An IIT graduate, Kishna Pendyala is currently the Founder and Chief Empowerment Officer of Choice Ladder. He previously worked with congressional representative Tim Ryan at the Mindful Nation Foundation, which offers wellness services for Veterans and their family, education, and healthcare. He’s had a very diverse career from founding technology companies to being a COO and coach at a financial firm. 

In this edition of the Grow Your Firm podcast, we’re replaying Krishna’s session at the Lift Customer Conference, held earlier this year. In this talk, Krishna focuses on ways in which we can bring mindfulness and awareness into various sectors of the workforce.

Podcast

Summary

  • A Metaphorical Experience
  • VUCA
  • The Great Escape: Unplugging
  • Lifespace Reconciliation

Resources

A Metaphorical Experience

One day, Krishna went to a lake with his wife. They were having dinner in the evening, sitting close to the exhaust fan. Suddenly they noticed another couple dart away from their table, which was, of course, odd.

Krishna’s senses piqued, and he heard a faint voice saying, “Help, Help! Can anyone hear me?” With the permission of his wife, he went to investigate the source of the cry. A gentleman who had earlier left the table had reached the man who was seeking help, as he was flailing in the lake after having fallen off of his boat. 

The other couple who had left eventually returned, and Krishna inquired what had happened. The man who had fallen was working on the motor of his boat when he leaned on an unsecure railing. The railing broke, and he fell into the water. The man was holding onto the lid of the motor, which filled up with water, and he could not get out of the lake. 

There are several metaphorical insights to glean from this experience. There were several other options the man could have taken, such as letting go of the motor and returning to the scene to retrieve it another day, for the water was shallow enough to make the option possible. Of course, we also have to consider how much this year was believed to be stable, only to realize how feeble it actually is just like the railing. The prevailing theme of 2020 seems to be “Help, Help, can anyone hear me?!” 

VUCA

Our ability to reason is a hallmark of progress, a gift from historical periods of Enlightenment. However, in the shadow of panic, all of such reasoning goes out the window because of fear. In April 2020, Krishna provided tips on how to navigate uncertainty and set priorities so that a business may overcome the pandemic.

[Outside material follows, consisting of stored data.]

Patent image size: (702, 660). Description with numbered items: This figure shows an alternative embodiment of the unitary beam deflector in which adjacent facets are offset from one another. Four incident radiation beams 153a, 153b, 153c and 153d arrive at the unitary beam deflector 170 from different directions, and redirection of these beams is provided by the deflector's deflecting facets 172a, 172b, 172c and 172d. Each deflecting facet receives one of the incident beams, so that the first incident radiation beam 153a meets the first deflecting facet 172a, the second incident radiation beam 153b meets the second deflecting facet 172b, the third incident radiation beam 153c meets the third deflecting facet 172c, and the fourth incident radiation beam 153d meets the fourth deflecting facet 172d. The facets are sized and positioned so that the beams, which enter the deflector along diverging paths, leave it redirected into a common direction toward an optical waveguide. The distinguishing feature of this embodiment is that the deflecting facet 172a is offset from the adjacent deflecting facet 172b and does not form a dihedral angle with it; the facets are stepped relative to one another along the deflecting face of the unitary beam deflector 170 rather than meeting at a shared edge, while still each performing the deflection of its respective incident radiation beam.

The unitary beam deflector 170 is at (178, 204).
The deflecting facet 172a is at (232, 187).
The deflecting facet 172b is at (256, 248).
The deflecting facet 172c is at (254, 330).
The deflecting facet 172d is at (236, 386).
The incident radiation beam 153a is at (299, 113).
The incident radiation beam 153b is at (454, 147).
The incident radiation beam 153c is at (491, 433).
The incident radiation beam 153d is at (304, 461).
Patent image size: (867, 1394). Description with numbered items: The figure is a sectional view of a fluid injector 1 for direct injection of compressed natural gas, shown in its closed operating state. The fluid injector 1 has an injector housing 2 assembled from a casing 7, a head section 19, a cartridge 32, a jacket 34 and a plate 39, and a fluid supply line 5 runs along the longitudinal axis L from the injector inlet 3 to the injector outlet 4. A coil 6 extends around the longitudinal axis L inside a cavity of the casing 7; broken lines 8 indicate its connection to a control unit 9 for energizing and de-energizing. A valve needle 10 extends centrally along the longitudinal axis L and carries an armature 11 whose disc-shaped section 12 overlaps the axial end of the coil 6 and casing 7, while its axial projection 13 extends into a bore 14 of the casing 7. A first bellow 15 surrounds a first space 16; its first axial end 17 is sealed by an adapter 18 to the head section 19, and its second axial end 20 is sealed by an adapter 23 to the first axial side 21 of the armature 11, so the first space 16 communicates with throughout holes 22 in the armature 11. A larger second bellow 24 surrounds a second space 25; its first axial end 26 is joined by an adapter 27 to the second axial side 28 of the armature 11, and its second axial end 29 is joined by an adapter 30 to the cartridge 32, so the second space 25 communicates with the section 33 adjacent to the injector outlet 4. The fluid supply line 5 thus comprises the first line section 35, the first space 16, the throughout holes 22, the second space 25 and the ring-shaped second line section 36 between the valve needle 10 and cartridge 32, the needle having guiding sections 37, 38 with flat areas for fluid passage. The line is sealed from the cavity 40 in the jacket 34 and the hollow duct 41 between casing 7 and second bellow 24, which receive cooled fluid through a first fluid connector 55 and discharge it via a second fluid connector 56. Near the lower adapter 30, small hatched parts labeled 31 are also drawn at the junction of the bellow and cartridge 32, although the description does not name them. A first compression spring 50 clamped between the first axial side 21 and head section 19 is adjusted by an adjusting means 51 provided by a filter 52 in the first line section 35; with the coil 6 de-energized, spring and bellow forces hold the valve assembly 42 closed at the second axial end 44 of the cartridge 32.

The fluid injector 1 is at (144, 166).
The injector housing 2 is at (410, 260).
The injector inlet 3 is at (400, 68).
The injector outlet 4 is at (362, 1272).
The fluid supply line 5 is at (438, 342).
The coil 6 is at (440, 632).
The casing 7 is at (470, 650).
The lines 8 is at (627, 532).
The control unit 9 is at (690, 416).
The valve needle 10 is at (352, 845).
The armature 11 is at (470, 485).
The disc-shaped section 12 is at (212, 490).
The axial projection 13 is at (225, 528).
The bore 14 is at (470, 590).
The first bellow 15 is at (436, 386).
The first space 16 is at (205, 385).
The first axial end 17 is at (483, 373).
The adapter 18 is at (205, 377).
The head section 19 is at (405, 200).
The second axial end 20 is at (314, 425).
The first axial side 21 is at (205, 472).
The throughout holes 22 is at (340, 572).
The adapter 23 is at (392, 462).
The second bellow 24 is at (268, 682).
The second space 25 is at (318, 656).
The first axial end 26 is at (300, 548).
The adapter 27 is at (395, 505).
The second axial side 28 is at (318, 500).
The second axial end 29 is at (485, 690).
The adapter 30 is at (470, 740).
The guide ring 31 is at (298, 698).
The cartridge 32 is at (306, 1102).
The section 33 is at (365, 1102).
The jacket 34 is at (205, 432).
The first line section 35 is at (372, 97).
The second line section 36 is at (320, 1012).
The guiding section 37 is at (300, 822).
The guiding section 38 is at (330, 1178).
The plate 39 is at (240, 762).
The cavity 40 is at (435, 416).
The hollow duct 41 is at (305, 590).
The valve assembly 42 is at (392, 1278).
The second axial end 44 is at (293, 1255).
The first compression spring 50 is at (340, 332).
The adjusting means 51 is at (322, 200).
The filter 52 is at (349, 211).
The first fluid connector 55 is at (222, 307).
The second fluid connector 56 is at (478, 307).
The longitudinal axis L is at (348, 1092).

However, he emphasises that we were never truly in a state of “balance.” In matter of fact, Krishna asserts that balance is near impossible to achieve. Instead, he says that we are always in VUCA times. With technology at our fingertips more than ever, Krishna describes society’s current style of living as:

  1. Volatile
  2. Uncertain
  3. Complex
  4. Ambiguous 

Tony Robbins once said, “Where attention goes, energy flows.” In a similar sense, Krishna explains that because we are so fixated on the object of our panic, or even the state of panic itself, we are constantly on high alert at all times. “We are depleting…energy,” he says, “much more than we probably even realize. We don’t have a gas gauge to tell how much energy we have.”

Krishna double downs on this point. If you are depleted of energy from the previous day, how well are you going to perform the following day? Furthermore, how will the quality of decisions be affected by fear and panic? During periods of stress that trigger the freeze, fight, or flight response, one should take a time-out before acting rashly, allowing the mind to cool down.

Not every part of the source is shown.